Ya. Posisi bahasa Jawa sebagai bahasa ibu sekarang ini masih dituturkan oleh 80 juta orang, menjadi urutan ke 11 terbanyak dituturkan orang di dunia. Lebih banyak daripada penutur bahasa Prancis maupun Belanda. Tetapi jumlah penerbitan bukunya jauh di bawah bahasa Prancis maupun Belanda. Dan siapa pun yang ingin membaca sastra Jawa, maupun yang mau berkarya tulis (wartawan atau pengarang) bahasa Jawa, tempatnya tidak lain hanya pada majalah bahasa Jawa Jaya Baya, Panjebar Semangat, Djoko Lodang.
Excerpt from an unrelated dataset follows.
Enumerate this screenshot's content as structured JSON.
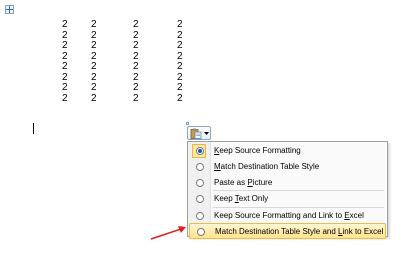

Ada lagi seorang tamu dari Amerika pakar antropologi diantar mendadak oleh seorang teman mampir ke rumah saya. Ketika pamit saya titipi buku bahasa Jawa karangan saya Donyané Wong Culika dan Lelakoné Si lan Man. Sebulan kemudian (24 Maret 2007) saya terima surat dari Ben Abel, atas nama John M. Echols Collection on Southeast Asia, Cornell University, mengabarkan bahwa dua buku bahasa Jawa yang saya titipkan melalui Professor Jim Siegel sudah diterima. Dengan tambahan dua judul tadi maka koleksinya di sana ada 23 judul buku karya bapak Suparto Brata.
Jadi ini agak aneh. Di Pulau Jawa sendiri tidak ditemukan buku bahasa Jawa, di Cornell University dikoleksi sekian judul buku.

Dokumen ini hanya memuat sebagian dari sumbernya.